The fact that so little is known about them may explain why Porton Down scientists took several days to identify the compound used in the attack against Sergei and Yulia Skripal. While laboratories around the world that are used to police chemical weapons incidents have databases of nerve agents, few outside Russia are believed to have full details of the novichok compounds and the chemicals needed to make them.
But Pritchard revealed more than 90 officers and staff had received support through the trauma risk management (Trim) programme, a police scheme based on a project developed by the Royal Marines.
Trim practitioners are police officers and staff trained to help traumatised colleagues through an event that has caused physical, emotional or psychological harm.
Pritchard said officers responding to the attack on 4 March had believed they were helping at a medical episode, possibly drugs related.
“I’ve watched the body cam footage that was recording what they did that day. The response was absolutely first class,” he said.
“We have had over 90 of our officers and staff come forward to receive support through the Trim process.

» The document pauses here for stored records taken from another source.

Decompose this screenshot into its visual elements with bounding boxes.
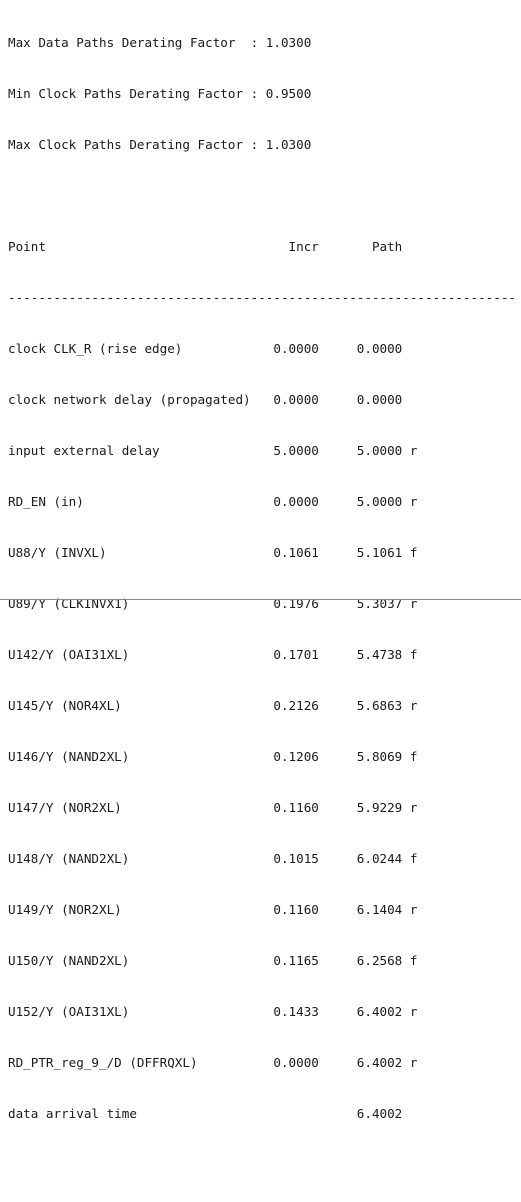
path-row: RD_EN (in) 0.0000 5.0000 r	[8, 494, 418, 509]
data-arrival-time-line: data arrival time 6.4002	[8, 1106, 403, 1121]
path-row: U142/Y (OAI31XL) 0.1701 5.4738 f	[8, 647, 418, 662]
path-row: U146/Y (NAND2XL) 0.1206 5.8069 f	[8, 749, 418, 764]
path-row: input external delay 5.0000 5.0000 r	[8, 443, 418, 458]
path-row: U147/Y (NOR2XL) 0.1160 5.9229 r	[8, 800, 418, 815]
path-row: clock network delay (propagated) 0.0000 …	[8, 392, 403, 407]
path-row: U88/Y (INVXL) 0.1061 5.1061 f	[8, 545, 418, 560]
path-row: U145/Y (NOR4XL) 0.2126 5.6863 r	[8, 698, 418, 713]
path-row: U89/Y (CLKINVX1) 0.1976 5.3037 r	[8, 596, 418, 611]
bottom-border	[0, 599, 521, 600]
path-row: U152/Y (OAI31XL) 0.1433 6.4002 r	[8, 1004, 418, 1019]
blank-line	[8, 187, 516, 204]
path-row: clock CLK_R (rise edge) 0.0000 0.0000	[8, 341, 403, 356]
path-row: U150/Y (NAND2XL) 0.1165 6.2568 f	[8, 953, 418, 968]
path-row: RD_PTR_reg_9_/D (DFFRQXL) 0.0000 6.4002 …	[8, 1055, 418, 1070]
blank-line	[8, 1156, 516, 1173]
timing-report-window: { "lines": [ "Max Data Paths Derating Fa…	[0, 35, 521, 1121]
derating-min-clock-line: Min Clock Paths Derating Factor : 0.9500	[8, 86, 312, 101]
path-row: U148/Y (NAND2XL) 0.1015 6.0244 f	[8, 851, 418, 866]
path-row: U149/Y (NOR2XL) 0.1160 6.1404 r	[8, 902, 418, 917]
separator-line: ----------------------------------------…	[8, 290, 516, 305]
derating-max-clock-line: Max Clock Paths Derating Factor : 1.0300	[8, 137, 312, 152]
timing-report-text: Max Data Paths Derating Factor : 1.0300 …	[8, 0, 516, 1202]
column-header-line: Point Incr Path	[8, 239, 403, 254]
derating-max-data-line: Max Data Paths Derating Factor : 1.0300	[8, 35, 312, 50]
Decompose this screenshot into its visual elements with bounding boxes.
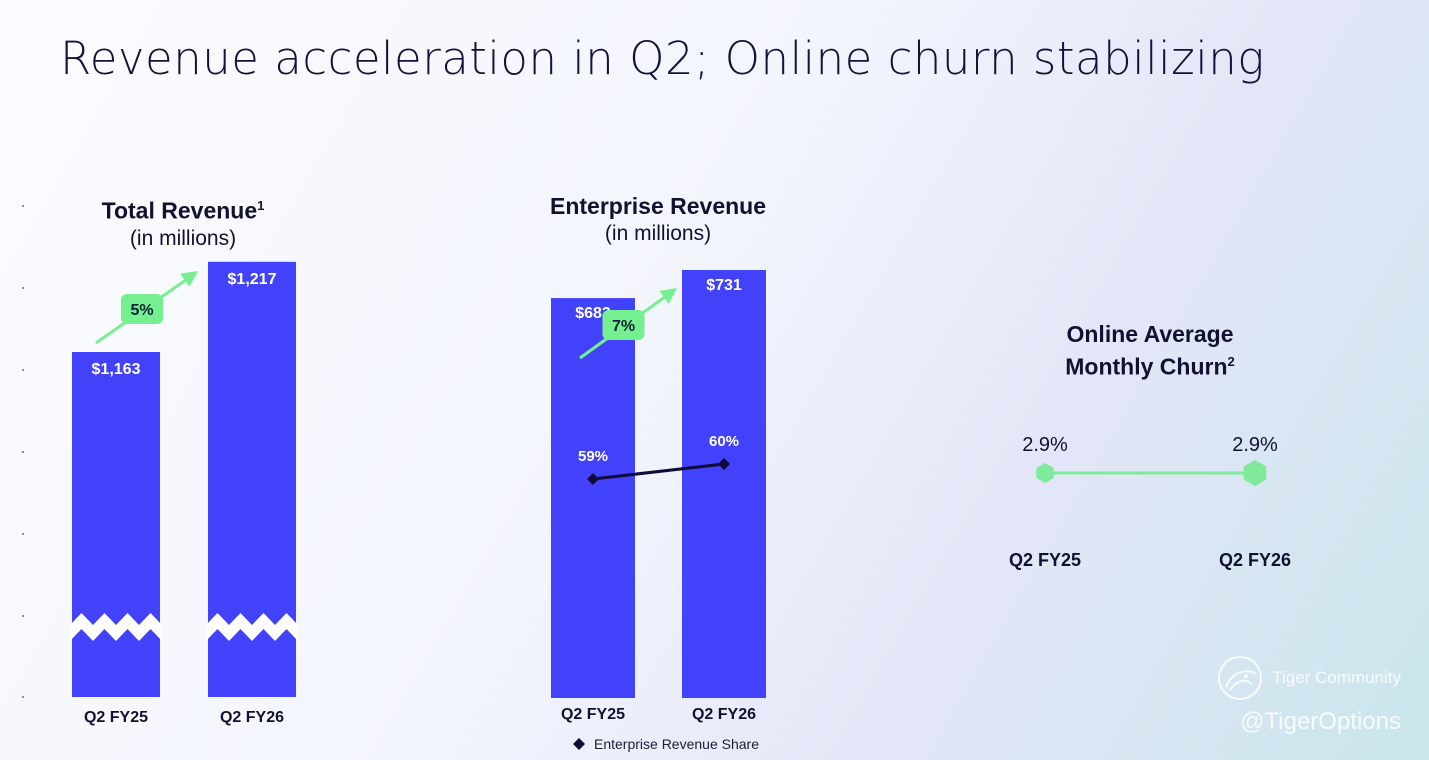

That is based upon the impact of either attending the scene, the fear they may have been exposed to a chemical incident, the psychological impact of how the situation unfolded and the uncertainty of the public health advice and information.”
He added that it was a “high stress” situation and those at “the sharp end” were disorientated and anxious.
Asked about his own reaction, Pritchard said: “It was my first day. It wasn’t the first day I was expecting. It was a privilege despite the fact that the circumstances were unprecedented and horrific. It was a privilege to take the role as the figurehead of the operation on the global stage.
“Any incident like this will make you stop and reflect about impact on yourself, your family. You start to think about the implications for you as someone who has been a prominent figure in the response.
“But I’ve been given the best support that is available to me, I’m used to speaking to our occupational health unit on a very frequent basis. I think it’s really positive as leader to demonstrate that is OK for the leader to do things in the right way too.”
Pritchard, who was speaking during Mental Health Awareness Week, said he saw the number of police personnel who had asked for help after the Salisbury attack as a sign of success.
He said: “We’ve opened our doors, we’ve provided the right resources and people are prepared to say: ‘I could do with some help, advice, support.”
Pritchard said Wiltshire and other forces had worked hard to tackle the “macho” culture in which admitting mental health issues was seen as a weakness.
As well as investing in the occupational health unit and Trim, the force had signed up to the Blue Light programme, which encourages staff to talk about mental health issues.
Pritchard revealed that after the suicide of a colleague he sought help through Trim. “I wasn’t coping well at work or at home; I wasn’t sleeping well, I was anxious and irritable, I felt angry, guilty and sad – a whole host of emotions – and I could see that my work and family were suffering.
“The force offered me Trim. Once I’d accepted that I needed help, I really embraced the whole process and felt as though a weight had been lifted from me. My reaction, as is the case for many, was normal – it was the event that was abnormal.”
Pritchard said the nature of the job meant officers and other police personnel may be more at risk of mental health problems than the general public as a whole, but added that cuts to police numbers were increasing the pressure.